Recent studies have indicated that adults and teenagers who regularly drink diet beverages tend to be overweight and at increased risk for metabolic syndrome, a forerunner for heart disease and diabetes. At a March 2014 meeting of the nation's cardiologists, a presentation was made that strengthens the link between consumption of diet soft drinks and increased risk for heart attack, stroke, and other cardiovascular complications in older women. Although the study did not address when the study participants started drinking diet drinks, the increased risk for cardiovascular distress likely begins earlier and builds with increased consumption.

Soda canDr. Ankur Vyas, a cardiovascular diseases fellow at the University of Iowa Hospitals and Clinics, presented the findings of his team's research on March 30 at the 63rd Annual Scientific Session of the American College of Cardiology.
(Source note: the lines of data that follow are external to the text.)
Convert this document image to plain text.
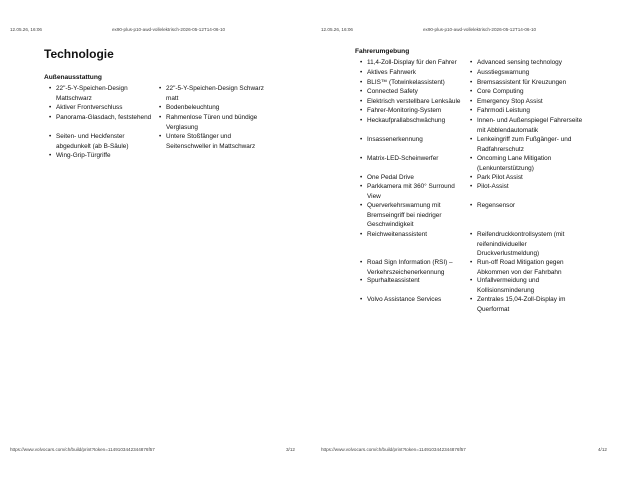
12.05.26, 16:06	ex90-plus-p10-awd-vollelektrisch-2026-05-12T14-06-10
Technologie
Außenausstattung
• 22"-5-Y-Speichen-Design Mattschwarz
• Aktiver Frontverschluss
• Panorama-Glasdach, feststehend
• Seiten- und Heckfenster abgedunkelt (ab B-Säule)
• Wing-Grip-Türgriffe
• 22"-5-Y-Speichen-Design Schwarz matt
• Bodenbeleuchtung
• Rahmenlose Türen und bündige Verglasung
• Untere Stoßfänger und Seitenschweller in Mattschwarz
https://www.volvocars.com/ch/build/print?token=1149103442344876f57	3/12
12.05.26, 16:06	ex90-plus-p10-awd-vollelektrisch-2026-05-12T14-06-10
Fahrerumgebung
• 11,4-Zoll-Display für den Fahrer
• Aktives Fahrwerk
• BLIS™ (Totwinkelassistent)
• Connected Safety
• Elektrisch verstellbare Lenksäule
• Fahrer-Monitoring-System
• Heckaufprallabschwächung
• Insassenerkennung
• Matrix-LED-Scheinwerfer
• One Pedal Drive
• Parkkamera mit 360° Surround View
• Querverkehrswarnung mit Bremseingriff bei niedriger Geschwindigkeit
• Reichweitenassistent
• Road Sign Information (RSI) – Verkehrszeichenerkennung
• Spurhalteassistent
• Volvo Assistance Services
• Advanced sensing technology
• Ausstiegswarnung
• Bremsassistent für Kreuzungen
• Core Computing
• Emergency Stop Assist
• Fahrmodi Leistung
• Innen- und Außenspiegel Fahrerseite mit Abblendautomatik
• Lenkeingriff zum Fußgänger- und Radfahrerschutz
• Oncoming Lane Mitigation (Lenkunterstützung)
• Park Pilot Assist
• Pilot-Assist
• Regensensor
• Reifendruckkontrollsystem (mit reifenindividueller Druckverlustmeldung)
• Run-off Road Mitigation gegen Abkommen von der Fahrbahn
• Unfallvermeidung und Kollisionsminderung
• Zentrales 15,04-Zoll-Display im Querformat
https://www.volvocars.com/ch/build/print?token=1149103442344876f57	4/12
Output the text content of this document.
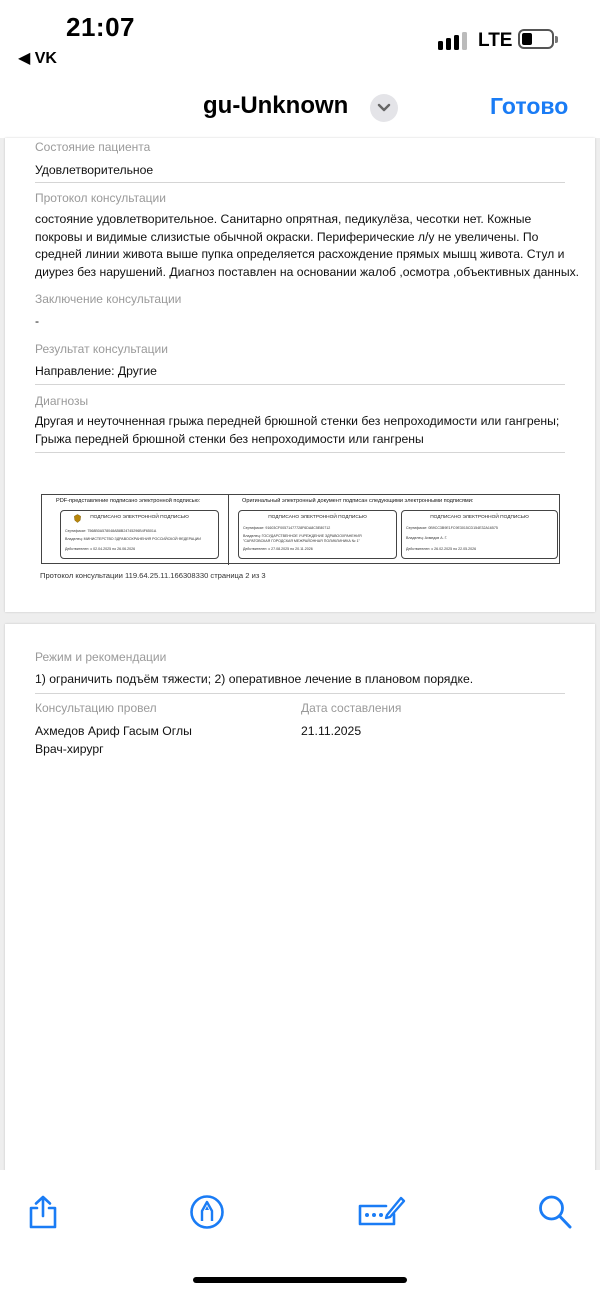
21:07
◀ VK
LTE
gu-Unknown	Готово
Состояние пациента
Удовлетворительное
Протокол консультации
состояние удовлетворительное. Санитарно опрятная, педикулёза, чесотки нет. Кожные
покровы и видимые слизистые обычной окраски. Периферические л/у не увеличены. По
средней линии живота выше пупка определяется расхождение прямых мышц живота. Стул и
диурез без нарушений. Диагноз поставлен на основании жалоб ,осмотра ,объективных данных.
Заключение консультации
-
Результат консультации
Направление: Другие
Диагнозы
Другая и неуточненная грыжа передней брюшной стенки без непроходимости или гангрены;
Грыжа передней брюшной стенки без непроходимости или гангрены
PDF-представление подписано электронной подписью:	Оригинальный электронный документ подписан следующими электронными подписями:
ПОДПИСАНО ЭЛЕКТРОННОЙ ПОДПИСЬЮ
Сертификат: 7568B0A578048AB8B24745296B4F6501A
Владелец: МИНИСТЕРСТВО ЗДРАВООХРАНЕНИЯ РОССИЙСКОЙ ФЕДЕРАЦИИ
Действителен: с 02.04.2025 по 26.06.2026
ПОДПИСАНО ЭЛЕКТРОННОЙ ПОДПИСЬЮ
Сертификат: 91603CF00571477728F6DA8C5E80712
Владелец: ГОСУДАРСТВЕННОЕ УЧРЕЖДЕНИЕ ЗДРАВООХРАНЕНИЯ
"САРАТОВСКАЯ ГОРОДСКАЯ МЕЖРАЙОННАЯ ПОЛИКЛИНИКА № 1"
Действителен: с 27.08.2025 по 20.11.2026
ПОДПИСАНО ЭЛЕКТРОННОЙ ПОДПИСЬЮ
Сертификат: 0B9CC3B9E1FC9E3015CD154E32A16575
Владелец: Ахмедов А. Г.
Действителен: с 26.02.2025 по 22.05.2026
Протокол консультации 119.64.25.11.166308330 страница 2 из 3
Режим и рекомендации
1) ограничить подъём тяжести; 2) оперативное лечение в плановом порядке.
Консультацию провел
Ахмедов Ариф Гасым Оглы
Врач-хирург
Дата составления
21.11.2025
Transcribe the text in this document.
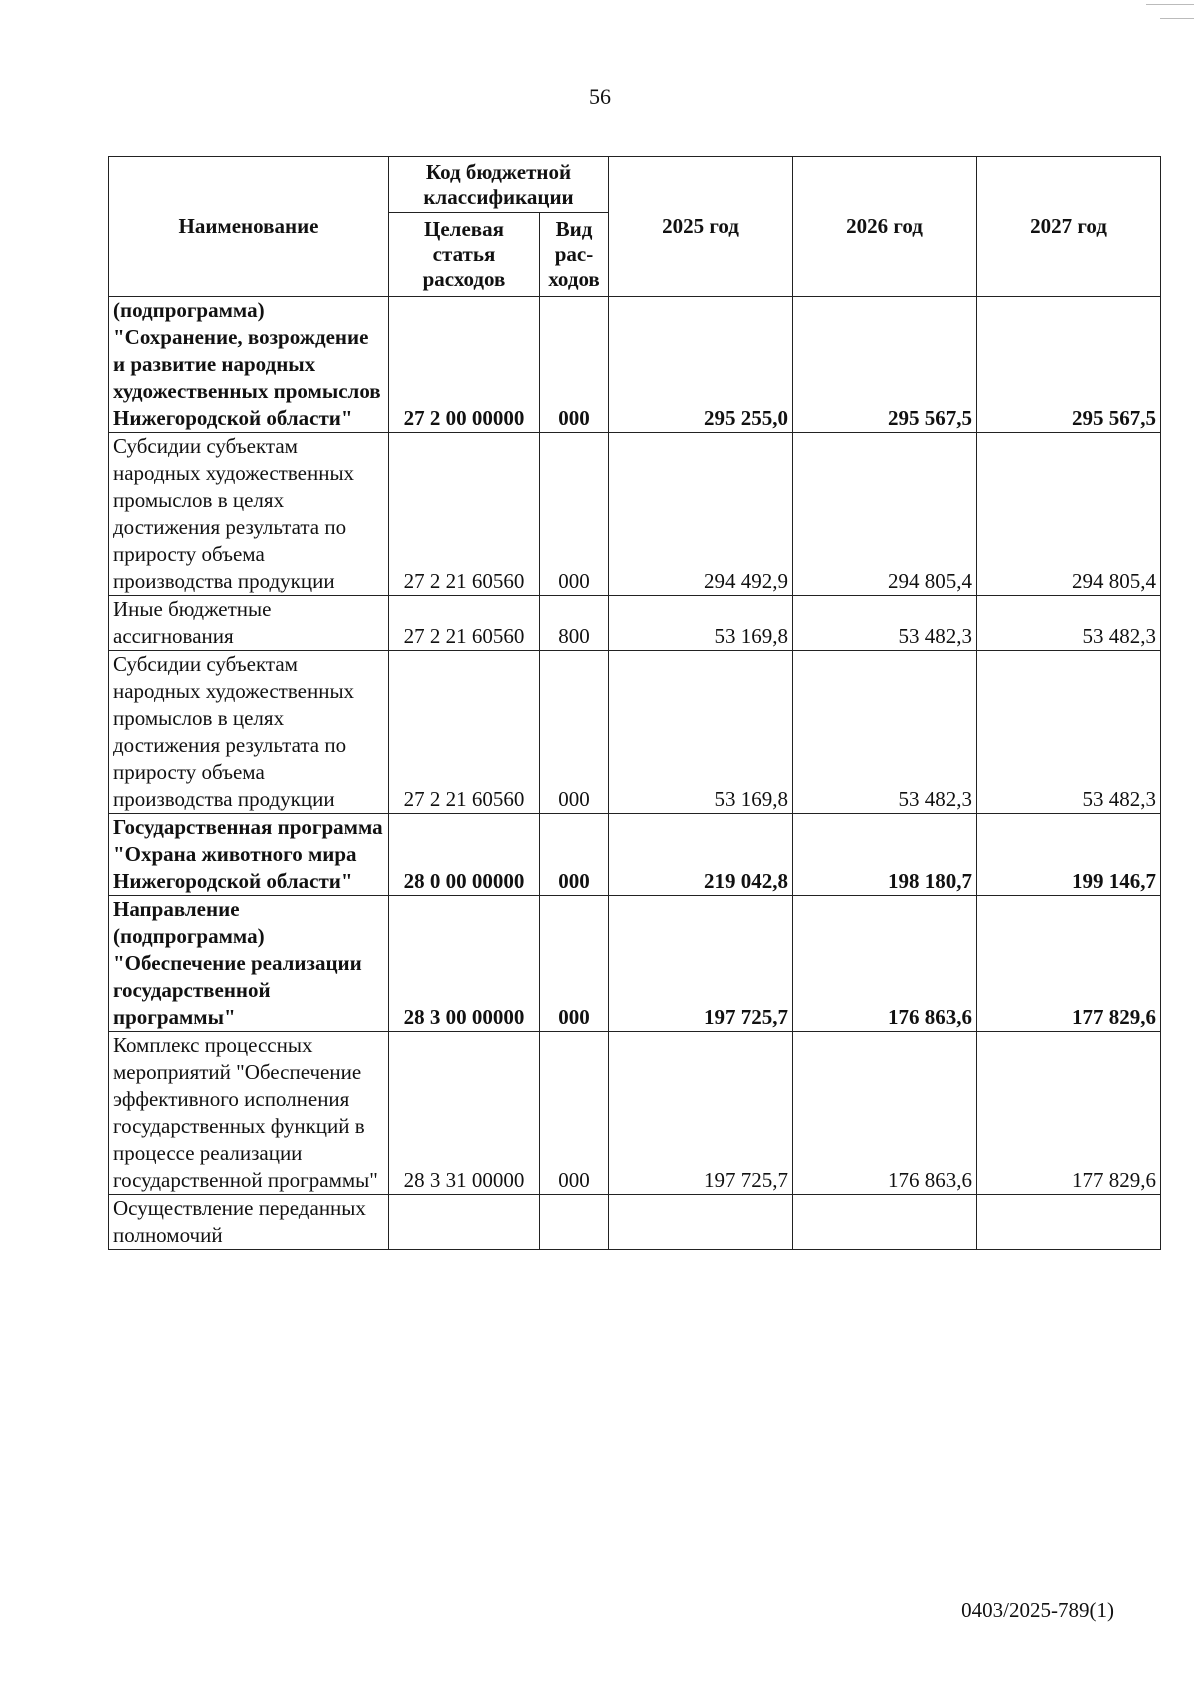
56
Наименование	Код бюджетной классификации		2025 год	2026 год	2027 год
	Целевая статья расходов	Вид рас-ходов			
(подпрограмма) "Сохранение, возрождение и развитие народных художественных промыслов Нижегородской области"	27 2 00 00000	000	295 255,0	295 567,5	295 567,5
Субсидии субъектам народных художественных промыслов в целях достижения результата по приросту объема производства продукции	27 2 21 60560	000	294 492,9	294 805,4	294 805,4
Иные бюджетные ассигнования	27 2 21 60560	800	53 169,8	53 482,3	53 482,3
Субсидии субъектам народных художественных промыслов в целях достижения результата по приросту объема производства продукции	27 2 21 60560	000	53 169,8	53 482,3	53 482,3
Государственная программа "Охрана животного мира Нижегородской области"	28 0 00 00000	000	219 042,8	198 180,7	199 146,7
Направление (подпрограмма) "Обеспечение реализации государственной программы"	28 3 00 00000	000	197 725,7	176 863,6	177 829,6
Комплекс процессных мероприятий "Обеспечение эффективного исполнения государственных функций в процессе реализации государственной программы"	28 3 31 00000	000	197 725,7	176 863,6	177 829,6
Осуществление переданных полномочий					
0403/2025-789(1)
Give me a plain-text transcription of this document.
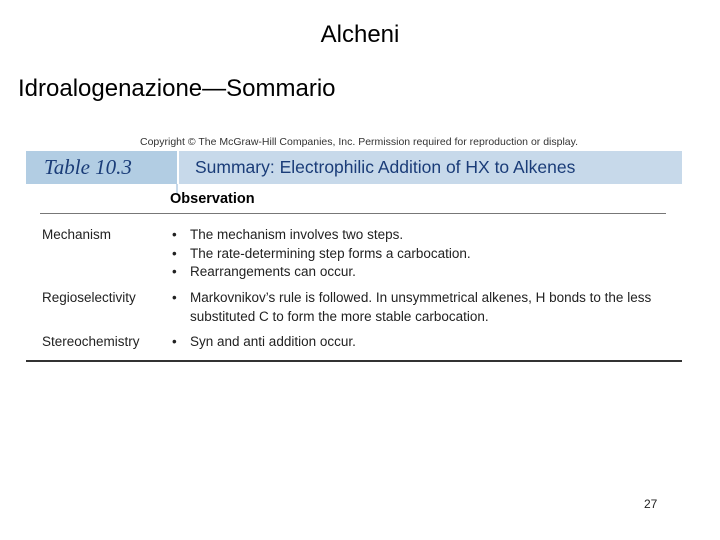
Alcheni
Idroalogenazione—Sommario
Copyright © The McGraw-Hill Companies, Inc. Permission required for reproduction or display.
Table 10.3	Summary: Electrophilic Addition of HX to Alkenes
Observation
Mechanism	• The mechanism involves two steps.
• The rate-determining step forms a carbocation.
• Rearrangements can occur.
Regioselectivity	• Markovnikov’s rule is followed. In unsymmetrical alkenes, H bonds to the less substituted C to form the more stable carbocation.
Stereochemistry	• Syn and anti addition occur.
27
Vyas says interest in the topic of study was chosen because "there was a relative lack of data about diet drinks and cardiovascular outcomes and mortality."

The Vyas study was based on a questionnaire survey completed by 59,614 women already enrolled in the Women's Health Initiative Observational Study. The participants were all healthy postmenopausal women with an average age of 62.8. None had previous diagnosis of cardiovascular disease and all were still living 60 days after completion of the survey.

The survey asked women to report how many diet drinks (12-ounce diet sodas and diet fruit drinks) they consumed during a three-month period. The study followed each woman an average of 8.7 years for cardiovascular conditions that included cardiovascular death, congestive heart failure, coronary heart disease, coronary revascularization procedure, heart attack, ischemic stroke, and peripheral arterial disease.

The study data was adjusted to account for demographic and cardiovascular risk factors that included body mass index, diabetes, energy intake (calories), high cholesterol levels, hormone therapy, hypertension, physical activity, salt intake, smoking, and sugar-sweetened beverage consumption.

The women were divided into four groups based on level of consumption:

  • 2+ drinks a day
  • 5 to 7 per week
  • 1 to 4 per week
  • Zero to 3 per month

Some findings of the Vyas study include:

  • Women who drank two or more diet beverages a day tended to be younger, were more likely to be smokers, had a higher body mass index, and were more likely to be diabetic or have high blood pressure.
  • 8.5% of the women drinking 2+ diet beverages a day suffered cardiovascular events, including diagnosis, during the follow-up period.
  •  6.9% of the women in the 5-to-7-per-week group experienced cardiovascular events.
  • 6.8% did so in the 1-to-4-per-week group.
  • 7.2% in the zero-to-3-per-month group.

Vyas says, "We only found an association so we can't say that diet drinks cause these problems" but the growing body of evidence indicating health risks associated with diet drinks "could have major public health implications."